More than 20,000 gathered on Saturday in Srebrenica to bury newly identified victims of the massacre there. Fourteen years after some 8,000 Muslim men and boys died, experts are still working to identify all the remains.
Bosnian Muslim women weep beside the coffins of Srebrenica victims during the funeral ceremony
A mass funeral ceremony was held just outside the eastern Bosnian town of Srebrenica on Saturday in a ritual that has been repeated on this date for the past six years.
More than 20,000 gathered for the burial of 534 newly identified victims on the 14th anniversary of the wartime massacre in the Bosnian town.
The victims' caskets were carried by mourners from hand to hand to their graves following a prayer at a cemetery just outside the eastern town.
Those buried Saturday were just some of victims of the estimated 8,000 Muslim men and boys who were victims of the Srebrenica massacre of July 1995. They were killed by members of the Bosnian Serb army under the command of Ratko Mladic, an indicted war criminal, as well as irregular Serbian units.
Memorial at the Srebrenica-Potocari massacre site
The remains of those buried on Saturday were identified by investigators over the past year. It is a painstaking process, involving broken bodies and multiple mass graves, DNA matching and loved ones who are seeking any kind of solace they can get, even 14 years after the world learned of the shocking events of that summer.
"The genocide was so horrific, it is difficult for me to find words to do it justice," said Zumra Sehomerovic, a member of one of the groups formed after the war to make sure those killed in 1995 get a proper burial.
"This worst genocide since the second world war was committed in full view, for the entire world to see," she added. "Everyone could observe what happened here."
Memories of loved ones
On Saturday, tens of thousands of Bosnian Muslims paid tribute to victims of the massacre. National radio reported that thousands of people boarded buses and cars to head to the eastern town for the commemoration ceremony.
Munevera Begic, whose father Hajrudin is among the newly buried victims, is still haunted by the memory of the last time she saw him. "I was 14 then. He was holding my hand and then they separated us. I still see that picture of him being taken away," she said through tears. "He did not live to see any of his grandchildren."
Hatidza Mehmedovic, who is in her late 60s, is still searching for her son's remains.
"Beside the whole tragedy we have gone through we should be happy when we find the bones of our child. I was not that lucky," Mehmedovic said.
Former base, now memorial
The site of the massacre is now the Srebrenica-Potocari Memorial and Cemetery. Part of the site is an old warehouse, which in 1995 was part of a base for around 400 Dutch peacekeepers. They were stationed there after the international body declared Srebrenica a "safe area" in 1993.
Now it houses a display of portraits of some of the victims, with short biographies in both Bosnian and English. Visitors can also watch a short film documenting the massacre.
Bosnian Muslim women sit at the Potocari cemetery
Amra Begic does not need a film to remember the massacre; she lives with it every day, having lost both her father and her grandfather in the slaughter.
Witnesses have described how after shooting the victims, the perpetrators checked the bodies to see if they were really dead. If not, they finished the job with a single shot to the head. That is how Begic's father met his end.
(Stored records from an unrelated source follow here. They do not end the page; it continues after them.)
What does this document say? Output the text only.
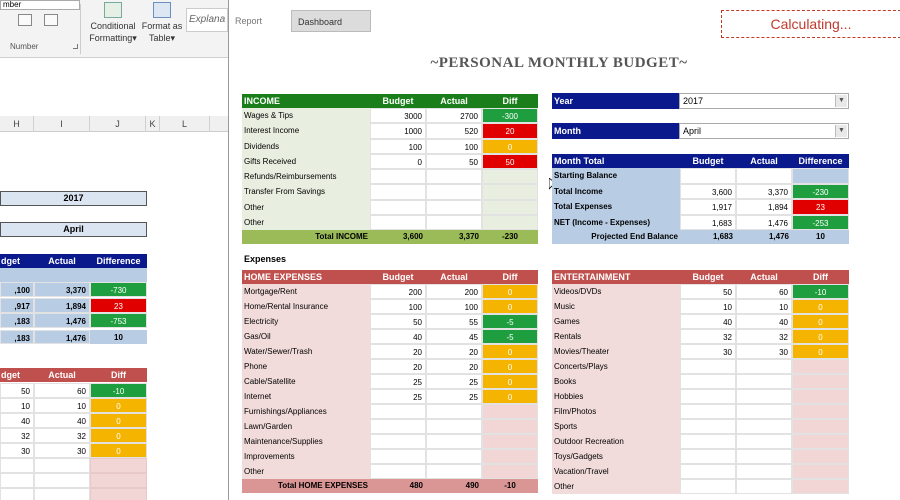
mber
Number
Conditional
Formatting▾
Format as
Table▾
Explana
H	I	J	K	L
2017
April
dget	Actual	Difference
dget	Actual	Diff
,100	3,370	-730
,917	1,894	23
,183	1,476	-753
,183	1,476	10
50	60	-10
10	10	0
40	40	0
32	32	0
30	30	0
Report	Dashboard	Calculating...
~PERSONAL MONTHLY BUDGET~
INCOME	Budget	Actual	Diff
Total INCOME	3,600	3,370	-230
Year	2017	▼
Month	April	▼
Month Total	Budget	Actual	Difference
Projected End Balance	1,683	1,476	10
Expenses
HOME EXPENSES	Budget	Actual	Diff
Total HOME EXPENSES	480	490	-10
ENTERTAINMENT	Budget	Actual	Diff
Wages & Tips	3000	2700	-300
Interest Income	1000	520	20
Dividends	100	100	0
Gifts Received	0	50	50
Refunds/Reimbursements
Transfer From Savings
Other
Other
Starting Balance
Total Income	3,600	3,370	-230
Total Expenses	1,917	1,894	23
NET (Income - Expenses)	1,683	1,476	-253
Mortgage/Rent	200	200	0
Home/Rental Insurance	100	100	0
Electricity	50	55	-5
Gas/Oil	40	45	-5
Water/Sewer/Trash	20	20	0
Phone	20	20	0
Cable/Satellite	25	25	0
Internet	25	25	0
Furnishings/Appliances
Lawn/Garden
Maintenance/Supplies
Improvements
Other
Videos/DVDs	50	60	-10
Music	10	10	0
Games	40	40	0
Rentals	32	32	0
Movies/Theater	30	30	0
Concerts/Plays
Books
Hobbies
Film/Photos
Sports
Outdoor Recreation
Toys/Gadgets
Vacation/Travel
Other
"When they finished identification of my father, they said that it was a bullet straight to the head," she said. "The most horrible thing is that I was thinking that I was sorry because he was alive five minutes longer, so he suffered a lot."
The International Commission of Missing Persons has six facilities in Bosnia and Herzegovina where work continues to identify the remains of the victims of the country's bloody 1992-95 war.
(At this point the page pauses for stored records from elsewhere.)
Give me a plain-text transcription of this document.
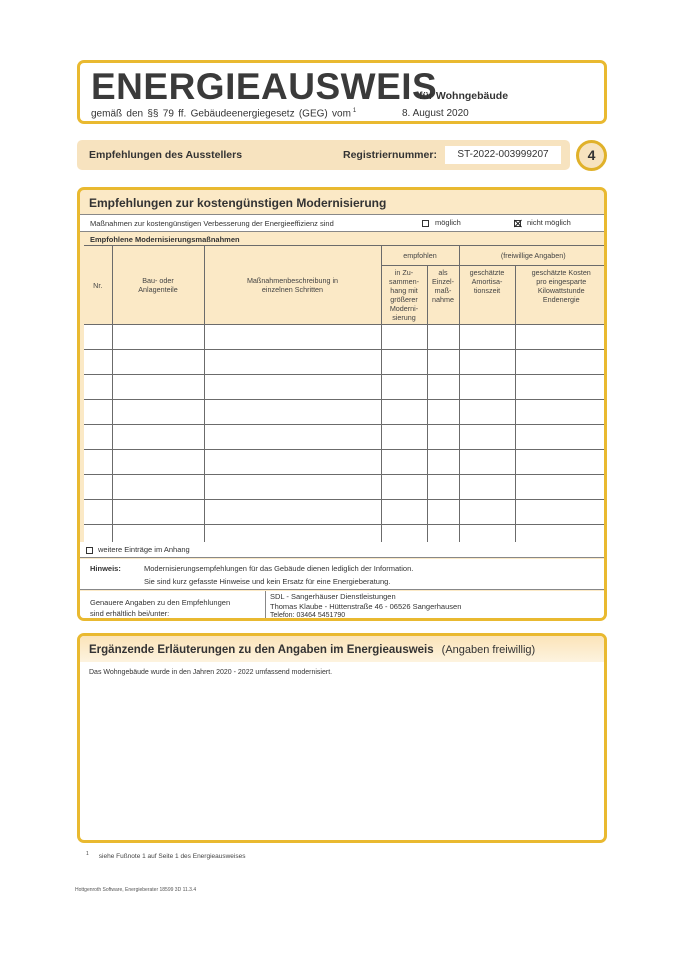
ENERGIEAUSWEIS
für Wohngebäude
gemäß den §§ 79 ff. Gebäudeenergiegesetz (GEG) vom $^1$	8. August 2020
Empfehlungen des Ausstellers	Registriernummer:	ST-2022-003999207	4
Empfehlungen zur kostengünstigen Modernisierung
Maßnahmen zur kostengünstigen Verbesserung der Energieeffizienz sind	möglich	nicht möglich
Empfohlene Modernisierungsmaßnahmen
Nr.	Bau- oder Anlagenteile	Maßnahmenbeschreibung in einzelnen Schritten	empfohlen		(freiwillige Angaben)	
			in Zu-sammen-hang mit größerer Moderni-sierung	als Einzel-maß-nahme	geschätzte Amortisa-tionszeit	geschätzte Kosten pro eingesparte Kilowattstunde Endenergie

weitere Einträge im Anhang
Hinweis:	Modernisierungsempfehlungen für das Gebäude dienen lediglich der Information.
Sie sind kurz gefasste Hinweise und kein Ersatz für eine Energieberatung.
Genauere Angaben zu den Empfehlungen
sind erhältlich bei/unter:
SDL - Sangerhäuser Dienstleistungen
Thomas Klaube - Hüttenstraße 46 - 06526 Sangerhausen
Telefon: 03464 5451790
Ergänzende Erläuterungen zu den Angaben im Energieausweis (Angaben freiwillig)
Das Wohngebäude wurde in den Jahren 2020 - 2022 umfassend modernisiert.
$^1$ siehe Fußnote 1 auf Seite 1 des Energieausweises
Hottgenroth Software, Energieberater 18599 3D 11.3.4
At the Lukavac Re-association Center mortuary outside of Tuzla, they are still trying to identify the remains of people who were moved from the original mass graves used in the massacre, to so-called secondary mass graves.
Gravestones at the Srebrenica-Potocari massacre site
Because heavy machinery was used to do this, the remains of many bodies were broken up. Sometimes different parts ended up in different graves.
Just a few kilometers down the road in Tuzla, investigators at another office enter DNA data from victims into computers which look for matches with DNA samples provided by family members. Often, only parts of a particular victim are identified with any certainty. The family is then given the option of burying those remains, or waiting in the hope that investigators will find more.
Many of the bodies that were buried at the cemetery outside of Srebrenica on Saturday are incomplete. But the families clearly hope that the funeral will help ease the pain, ever so slightly.
Still, one question nags at even those who have already buried their dead. Why wasn’t the UN-designated safe area actually safe? Why couldn't 400 Dutch peacekeepers with United Nations backing prevent a mass slaughter?
"They didn’t do anything," said Begic. "If someone knows why they didn’t do anything, please explain to us. It is very hard to live with everything. We are still somewhere in 1995."